The weak Pinsker property

Series
School of Mathematics Colloquium
Time
Thursday, April 19, 2018 - 11:00am for 1 hour (actually 50 minutes)
Location
Skiles 006
Speaker
Tim Austin – UCLA Mathematics Department – http://www.math.ucla.edu/~tim/
Organizer
Mayya Zhilova
This talk is about the structure theory of measure-preserving systems: transformations of a finite measure space that preserve the measure. Many important examples arise from stationary processes in probability, and simplest among these are the i.i.d. processes. In ergodic theory, i.i.d. processes are called Bernoulli shifts. Some of the main results of ergodic theory concern an invariant of systems called their entropy, which turns out to be intimately related to the existence of `structure preserving' maps from a general system to Bernoulli shifts.
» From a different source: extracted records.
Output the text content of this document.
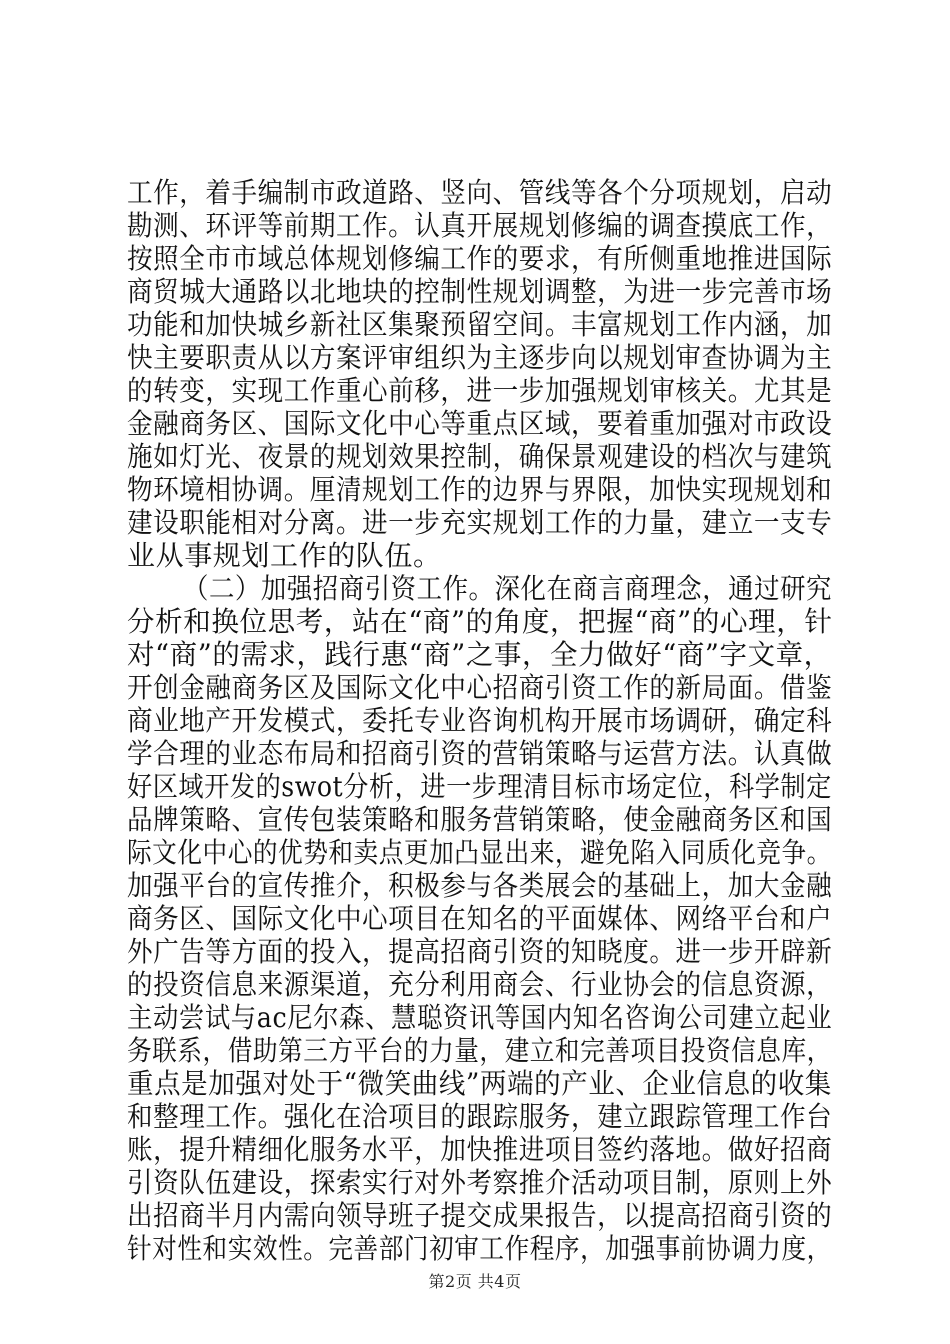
工作，着手编制市政道路、竖向、管线等各个分项规划，启动
勘测、环评等前期工作。认真开展规划修编的调查摸底工作，
按照全市市域总体规划修编工作的要求，有所侧重地推进国际
商贸城大通路以北地块的控制性规划调整，为进一步完善市场
功能和加快城乡新社区集聚预留空间。丰富规划工作内涵，加
快主要职责从以方案评审组织为主逐步向以规划审查协调为主
的转变，实现工作重心前移，进一步加强规划审核关。尤其是
金融商务区、国际文化中心等重点区域，要着重加强对市政设
施如灯光、夜景的规划效果控制，确保景观建设的档次与建筑
物环境相协调。厘清规划工作的边界与界限，加快实现规划和
建设职能相对分离。进一步充实规划工作的力量，建立一支专
业从事规划工作的队伍。
（二）加强招商引资工作。深化在商言商理念，通过研究
分析和换位思考，站在“商”的角度，把握“商”的心理，针
对“商”的需求，践行惠“商”之事，全力做好“商”字文章，
开创金融商务区及国际文化中心招商引资工作的新局面。借鉴
商业地产开发模式，委托专业咨询机构开展市场调研，确定科
学合理的业态布局和招商引资的营销策略与运营方法。认真做
好区域开发的swot分析，进一步理清目标市场定位，科学制定
品牌策略、宣传包装策略和服务营销策略，使金融商务区和国
际文化中心的优势和卖点更加凸显出来，避免陷入同质化竞争。
加强平台的宣传推介，积极参与各类展会的基础上，加大金融
商务区、国际文化中心项目在知名的平面媒体、网络平台和户
外广告等方面的投入，提高招商引资的知晓度。进一步开辟新
的投资信息来源渠道，充分利用商会、行业协会的信息资源，
主动尝试与ac尼尔森、慧聪资讯等国内知名咨询公司建立起业
务联系，借助第三方平台的力量，建立和完善项目投资信息库，
重点是加强对处于“微笑曲线”两端的产业、企业信息的收集
和整理工作。强化在洽项目的跟踪服务，建立跟踪管理工作台
账，提升精细化服务水平，加快推进项目签约落地。做好招商
引资队伍建设，探索实行对外考察推介活动项目制，原则上外
出招商半月内需向领导班子提交成果报告，以提高招商引资的
针对性和实效性。完善部门初审工作程序，加强事前协调力度，
第2页 共4页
I will give an overview of this area and its history, ending with a recent advance in this direction. A measure-preserving system has the weak Pinsker property if it can be split, in a natural sense, into a direct product of a Bernoulli shift and a system of arbitrarily low entropy. The recent result is that all ergodic measure-preserving systems have this property. This talk will assume graduate-level real analysis and measure theory, and familiarity with the basic language of random variables. Past exposure to entropy, measure-theoretic probability or ergodic theory will be helpful, but not essential.